CBL Season 1 which held from 17 September 2016 -Chennai to 12 November 2016 Finals in Malaysia in a grand and successful manner.

Hemachandran L, Founding Director and CEO of Celebrity Badminton League Pvt Ltd, said during a press meet, "The first season will have four teams representing Kollywood, Mollywood, Sandalwood and Tollywood film industries."

The Tamil Nadu team (Chennai Rockers) was headed by actor Arya. The Kerala franchise (Kerala Royals) roped in actor Jayaram as the captain. The Karnataka franchise (Karnataka Alps) captain actor Diganth headed the team.

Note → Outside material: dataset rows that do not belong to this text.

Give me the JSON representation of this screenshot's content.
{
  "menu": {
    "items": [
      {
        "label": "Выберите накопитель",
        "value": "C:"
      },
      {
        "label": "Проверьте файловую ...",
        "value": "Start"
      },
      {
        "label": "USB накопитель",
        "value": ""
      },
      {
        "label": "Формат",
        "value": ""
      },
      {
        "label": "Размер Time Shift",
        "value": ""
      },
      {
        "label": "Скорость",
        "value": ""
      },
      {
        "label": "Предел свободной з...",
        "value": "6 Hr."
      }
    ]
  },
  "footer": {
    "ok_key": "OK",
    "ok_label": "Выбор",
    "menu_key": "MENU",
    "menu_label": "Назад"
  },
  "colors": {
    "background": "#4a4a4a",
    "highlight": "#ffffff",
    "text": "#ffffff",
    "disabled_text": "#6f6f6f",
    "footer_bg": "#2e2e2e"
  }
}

Tollywood Thunders was captaining the team.

The tournament was inaugurated on 17 September and the league matches was hosted in Kochi and Hyderabad. The final match was held at Kuala Lumpur.
Malaysia Event 12 Nov 2016 - CBL SEASON 1 Winner TOLLYWOOD THUNDERS

India’s First Celebrity Badminton League (CBL) - Season 1 finals was played at Malaysia in Stadium Badminton Cheras, KL. CBL Season 1 had Four Celebrity teams representing Tollywood- Tollywood Thunders, Mollywood- Kerala Royals, Kollywood- Chennai Rockers and Sandalwood- Karnataka Alps.
Tollywood Thunders beat Kerala Royals to emerge as the victorious Team that was a tightly contested final. Team Karnataka Alps was placed third while Team Chennai Rockers took the last position.

===Season 2===
CBL season 2 has seen many changes with change in team owners of Tamil Nadu and Karnataka. Chennai team has been taken over by Vice Chairman of GOKULAM GROUP OF COMPANIES Baiju Gopalan for 2 Cr rupees. and Karnataka team has been taken over by Rajiv and Bakthi Talreja of Dreamcraft event management company.

CBL able to sustain second year with support of Franchise owners and also they are in the process of raising huge Venture Capital Funding. Season 3 will happen in Mumbai and Dubai in December 2018 which will have Bollywood, too.